One interesting place to start is Harvard's "Project Implicit". They have a massive publication list[1] and you can even test your own implicit reactions[2].
There are plenty of other scientists testing things like whether people judge women as less competent. A quick google search pulled up a PNAS paper where they did an experiment on women in science, for example.[3]
This is just the tip of the iceberg, of course. There is a whole host of related work, testing other sorts of biases and using other methodologies. I'd suggest a search on your favorite academic search engine for "implicit bias".
[1] https://www.projectimplicit.net/papers.html [2] https://implicit.harvard.edu/implicit/ [3] http://www.pnas.org/content/early/2012/09/14/1211286109#aff-...

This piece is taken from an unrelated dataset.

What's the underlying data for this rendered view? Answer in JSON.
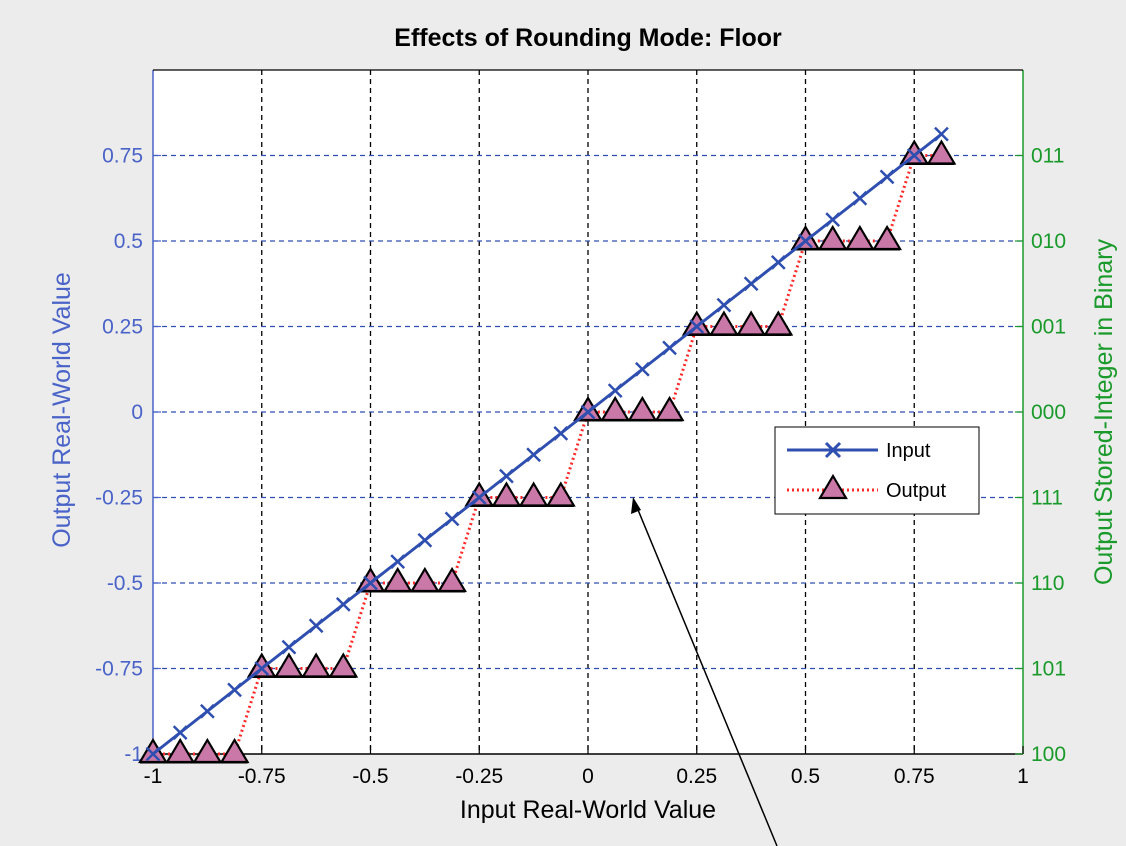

You disappoint me, sir. I had such hopes of finding something new and interesting, only to discover that your mere vagueness led me astray.
So even if we arbitrarily exclude a perfectly valid psychological technique because it "doesn't impress you", there's still the matter of my third link. Didja click it?
EDIT: The most surprising part of the PNAS study, to me, is that people who agreed with statements like "Discrimination against women is no longer a problem in the United States" were statistically more affected by implicit gender bias.
"You assert that these studies exist, but you don't bother to identify them for those of us who are not au courant with the journals in which they presumably appear. Would you care to link at least a representative example of the studies to which you refer, so that those of us who are unimpressed by argument from authority may examine them for ourselves?"
The semantic value of these two rather long sentences being identical with that of the two words I actually posted, the only apparent reason to choose the former over the latter would be an interest in pandering to your prejudices. I harbor no such interest, and therefore feel no urge to replace what I did post with what you seem to prefer I post.
All that aside, the request stands. Do you intend to cite a representative sample, &c., or do you prefer to settle for the bare-faced argument from authority you've made so far, without even bothering, as I gather is customary in the use of that fallacy, to name the authority from whom you are arguing? "Studies suggest," after all, is rather weak tea.
Finally, there's probably a name for the fallacy inherent in tossing out an unsupported assertion followed by " -- now prove me wrong!", the way you're also doing; I can't be bothered to look it up, though. Between trying to find the studies to which you cannot possibly have referred more vaguely, and trying to do the impossible by proving a negative, I've got too much on my plate already; you'll just have to find the name for that fallacy yourself, I'm afraid.